The West Australian Labor government has shown it understands the challenges of transitioning to a grid dominated by renewable resources with the release of its Distributed Energy Resources Roadmap, which endorses the rollout of battery storage and restructuring of tariffs to support clean energy generation.
The plan produced by the McGowan Government’s Energy Transformation Taskforce will accelerate the integration of distributed energy resources – solar and battery storage – into the South-West Interconnected System through a schedule of augmentation projects, upgrades and changes to existing rules.

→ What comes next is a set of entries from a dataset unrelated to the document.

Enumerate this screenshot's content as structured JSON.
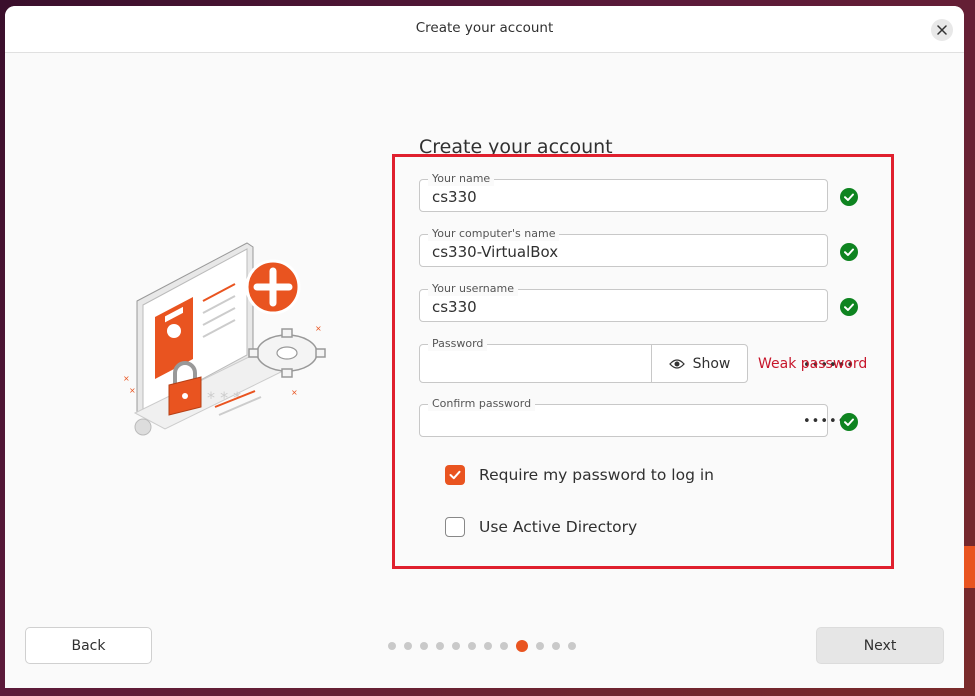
{
  "window": {
    "title": "Create your account"
  },
  "form": {
    "heading": "Create your account",
    "name": {
      "label": "Your name",
      "value": "cs330"
    },
    "computer_name": {
      "label": "Your computer's name",
      "value": "cs330-VirtualBox"
    },
    "username": {
      "label": "Your username",
      "value": "cs330"
    },
    "password": {
      "label": "Password",
      "value": "••••••",
      "show_label": "Show",
      "strength": "Weak password"
    },
    "confirm_password": {
      "label": "Confirm password",
      "value": "••••••"
    },
    "require_password": {
      "label": "Require my password to log in",
      "checked": true
    },
    "active_directory": {
      "label": "Use Active Directory",
      "checked": false
    }
  },
  "nav": {
    "back_label": "Back",
    "next_label": "Next",
    "steps_total": 12,
    "current_step": 9
  },
  "colors": {
    "accent": "#e95420",
    "success": "#0e8420",
    "error": "#c7162b",
    "highlight": "#e0202e"
  }
}
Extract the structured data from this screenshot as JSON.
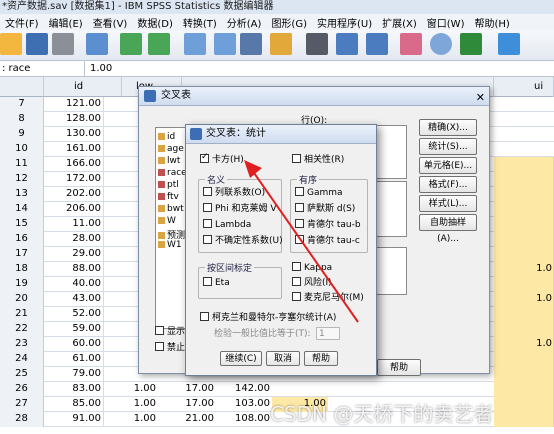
{
  "window": {
    "title": "*资产数据.sav [数据集1] - IBM SPSS Statistics 数据编辑器"
  },
  "menu": [
    "文件(F)",
    "编辑(E)",
    "查看(V)",
    "数据(D)",
    "转换(T)",
    "分析(A)",
    "图形(G)",
    "实用程序(U)",
    "扩展(X)",
    "窗口(W)",
    "帮助(H)"
  ],
  "cell_bar": {
    "name": ": race",
    "value": "1.00"
  },
  "grid": {
    "columns": [
      "id",
      "low",
      "ui"
    ],
    "rows": [
      {
        "n": "7",
        "id": "121.00"
      },
      {
        "n": "8",
        "id": "128.00"
      },
      {
        "n": "9",
        "id": "130.00"
      },
      {
        "n": "10",
        "id": "161.00"
      },
      {
        "n": "11",
        "id": "166.00"
      },
      {
        "n": "12",
        "id": "172.00"
      },
      {
        "n": "13",
        "id": "202.00"
      },
      {
        "n": "14",
        "id": "206.00"
      },
      {
        "n": "15",
        "id": "11.00"
      },
      {
        "n": "16",
        "id": "28.00"
      },
      {
        "n": "17",
        "id": "29.00"
      },
      {
        "n": "18",
        "id": "88.00"
      },
      {
        "n": "19",
        "id": "40.00"
      },
      {
        "n": "20",
        "id": "43.00"
      },
      {
        "n": "21",
        "id": "52.00"
      },
      {
        "n": "22",
        "id": "59.00"
      },
      {
        "n": "23",
        "id": "60.00"
      },
      {
        "n": "24",
        "id": "61.00"
      },
      {
        "n": "25",
        "id": "79.00"
      },
      {
        "n": "26",
        "id": "83.00"
      },
      {
        "n": "27",
        "id": "85.00"
      },
      {
        "n": "28",
        "id": "91.00"
      }
    ],
    "bottom_values": {
      "r26": [
        "1.00",
        "17.00",
        "142.00"
      ],
      "r27": [
        "1.00",
        "17.00",
        "103.00",
        "1.00"
      ],
      "r28": [
        "1.00",
        "21.00",
        "108.00"
      ]
    },
    "right_values": [
      "1.0",
      "1.0",
      "1.0"
    ]
  },
  "crosstab": {
    "title": "交叉表",
    "row_label": "行(O):",
    "buttons": [
      "精确(X)...",
      "统计(S)...",
      "单元格(E)...",
      "格式(F)...",
      "样式(L)...",
      "自助抽样(A)..."
    ],
    "variables": [
      "id",
      "age",
      "lwt",
      "race",
      "ptl",
      "ftv",
      "bwt",
      "W",
      "预测",
      "W1"
    ],
    "checkbox_1": "显示",
    "checkbox_2": "禁止",
    "help": "帮助"
  },
  "stats": {
    "title": "交叉表：统计",
    "chi_square": "卡方(H)",
    "correlations": "相关性(R)",
    "nominal": {
      "label": "名义",
      "items": [
        "列联系数(O)",
        "Phi 和克莱姆 V",
        "Lambda",
        "不确定性系数(U)"
      ]
    },
    "ordinal": {
      "label": "有序",
      "items": [
        "Gamma",
        "萨默斯 d(S)",
        "肯德尔 tau-b",
        "肯德尔 tau-c"
      ]
    },
    "interval": {
      "label": "按区间标定",
      "items": [
        "Eta"
      ]
    },
    "right_misc": [
      "Kappa",
      "风险(I)",
      "麦克尼马尔(M)"
    ],
    "cmh": "柯克兰和曼特尔-亨塞尔统计(A)",
    "cmh_test": "检验一般比值比等于(T):",
    "cmh_value": "1",
    "buttons": [
      "继续(C)",
      "取消",
      "帮助"
    ]
  },
  "watermark": "CSDN @天桥下的卖艺者"
}
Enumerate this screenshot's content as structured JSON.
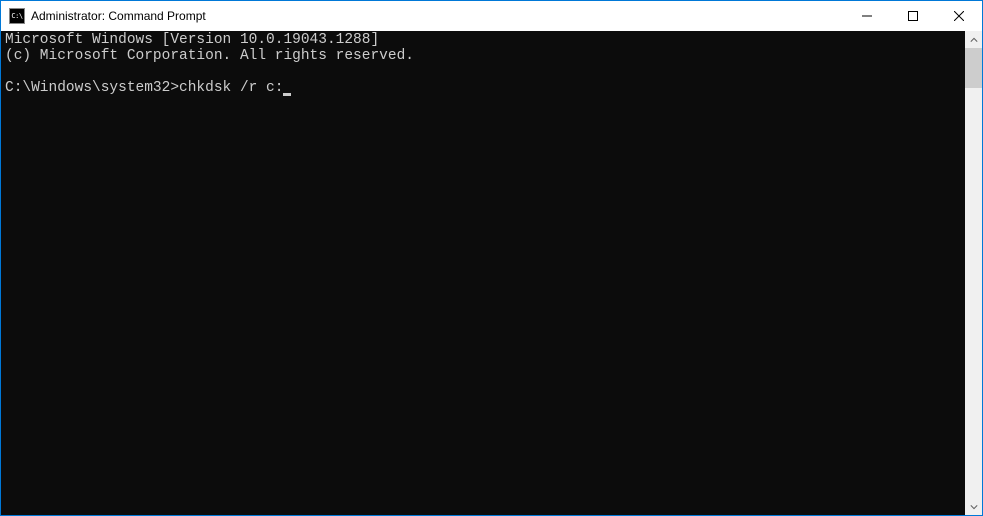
{
  "titlebar": {
    "icon_text": "C:\\",
    "title": "Administrator: Command Prompt"
  },
  "console": {
    "line1": "Microsoft Windows [Version 10.0.19043.1288]",
    "line2": "(c) Microsoft Corporation. All rights reserved.",
    "blank": "",
    "prompt": "C:\\Windows\\system32>",
    "command": "chkdsk /r c:"
  }
}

Over the next five years the government aims to:
- Support the integration of new technology by deploying network battery storage at the community level to manage high levels of PV, implement grid-support and system operations measures and upgrade inverter settings;
- Change tariffs to encourage the shift of energy consumption to the middle of the day to make use of solar and “promote efficient investment”, and;
- Encourage the participation of distributed energy resources (DER) by piloting a virtual power plant, encourage customers to participate in the market via aggregators and help renters access the benefits of DER.
Almost one in three households in the South West Interconnected System (SWIS) have rooftop solar, and this is expected to reach one in two over the next decade.
The government’s energy roadmap will include pilots to determine the best ways to overcome technical, regulatory and market barriers to integrate DER into the grid, including additional community batteries, called Powerbanks.
Batteries on the block
Community Powerbanks are a neighbourhood battery that allow customers to store excess solar electricity generated during the day and withdraw it at night or share it with their neighbours.
Networks can use community Powerbanks to manage the grid and reduce grid costs, with the expected result that electricity bills for all customers are reduced, even those who don’t own solar.
“This is the sort of energy policy all Australian energy customers need,” said the Clean Energy Council director of distributed energy Darren Gladman. “Australians love solar, and in coming years we expect rooftop solar to supply more than half of our electricity needs. All governments should follow WA’s lead by embracing the opportunities of solar and batteries.”
Communities in the towns of Canning Vale, Dunsborough, Ellenbrook, Kalgoorlie, Leda, Parmelia, Port Kennedy, Singleton, Two Rocks and Wanneroo will be the first to benefit, where community Powerbanks will be rolled out by the end of this year.
Rooftop solar supplies up to 45% of network electricity in the state, an output capacity three times the size of the largest coal-fired generator in Western Australia.
“The actions in the Roadmap will allow us to keep feeding more renewable energy into the grid for the benefit of all Western Australians. It is a robust plan for a brighter energy future,” said West Australian Energy Minister Bill Johnston. “Building a responsive and resilient power system will allow us to successfully manage risks over time.”
Energy Policy WA, Western Power, Horizon Power, Synergy and the Australian Energy Market Operator are working together to implement the roadmap.